|ZFIN ID: ZDB-PUB-180418-56|
A hyperactivating proinflammatory RIPK2 allele associated with early-onset osteoarthritis
Jurynec, M.J., Sawitzke, A.D., Beals, T.C., Redd, M.J., Stevens, J., Otterud, B., Leppert, M.H., Grunwald, D.J.
|Source:||Human molecular genetics 27(13): 2383-2391 (Journal)|
|Registered Authors:||Grunwald, David, Jurynec, Michael, Redd, Michael|
|PubMed:||29659823 Full text @ Hum. Mol. Genet.|
Jurynec, M.J., Sawitzke, A.D., Beals, T.C., Redd, M.J., Stevens, J., Otterud, B., Leppert, M.H., Grunwald, D.J. (2018) A hyperactivating proinflammatory RIPK2 allele associated with early-onset osteoarthritis. Human molecular genetics. 27(13):2383-2391.

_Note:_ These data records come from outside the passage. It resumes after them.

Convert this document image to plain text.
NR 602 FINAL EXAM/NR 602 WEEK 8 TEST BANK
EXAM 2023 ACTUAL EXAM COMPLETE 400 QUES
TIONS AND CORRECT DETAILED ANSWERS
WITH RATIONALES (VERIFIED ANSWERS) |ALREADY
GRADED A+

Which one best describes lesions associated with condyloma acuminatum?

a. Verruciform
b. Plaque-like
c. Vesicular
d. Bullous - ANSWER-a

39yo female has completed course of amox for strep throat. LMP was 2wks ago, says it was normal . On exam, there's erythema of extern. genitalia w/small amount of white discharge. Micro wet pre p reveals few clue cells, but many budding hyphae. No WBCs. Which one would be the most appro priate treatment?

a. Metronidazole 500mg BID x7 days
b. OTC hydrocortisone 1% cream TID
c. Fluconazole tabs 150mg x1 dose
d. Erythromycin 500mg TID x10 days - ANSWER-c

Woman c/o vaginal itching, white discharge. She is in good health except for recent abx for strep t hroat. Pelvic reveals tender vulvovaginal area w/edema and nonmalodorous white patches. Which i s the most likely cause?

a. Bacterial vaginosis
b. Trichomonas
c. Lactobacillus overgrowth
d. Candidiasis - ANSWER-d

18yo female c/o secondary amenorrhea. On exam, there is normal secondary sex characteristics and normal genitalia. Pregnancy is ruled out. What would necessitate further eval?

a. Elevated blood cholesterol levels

ABSTRACTOsteoarthritis (OA) is a common debilitating disease characterized by abnormal remodeling of the cartilage and bone of the articular joint. Ameliorating therapeutics are lacking due to limited understanding of the molecular pathways affecting disease initiation and progression. Notably, although a link between inflammation and overt OA is well established, the role of inflammation as a driver of disease occurrence is highly disputed. We analyzed a family with dominant inheritance of early-onset OA and found that affected individuals harbored a rare variant allele encoding a significant amino acid change (p.Asn104Asp) in the kinase domain of Receptor Interacting Protein Kinase 2 (RIPK2), which transduces signals from activated bacterial peptidoglycan sensors through the NF-κB pathway to generate a proinflammatory immune response. Functional analyses of RIPK2 activity in zebrafish embryos indicated the variant RIPK2104Asp protein is hyperactive in its signaling capacity, with augmented ability to activate the innate immune response and the NF-κB pathway and to promote upregulation of OA-associated genes. Further we show a second allele of RIPK2 linked to an inflammatory disease associated with arthritis also has enhanced activity stimulating the NF-κB pathway. Our studies reveal for the first time the inflammatory response can function as a gatekeeper risk factor for OA.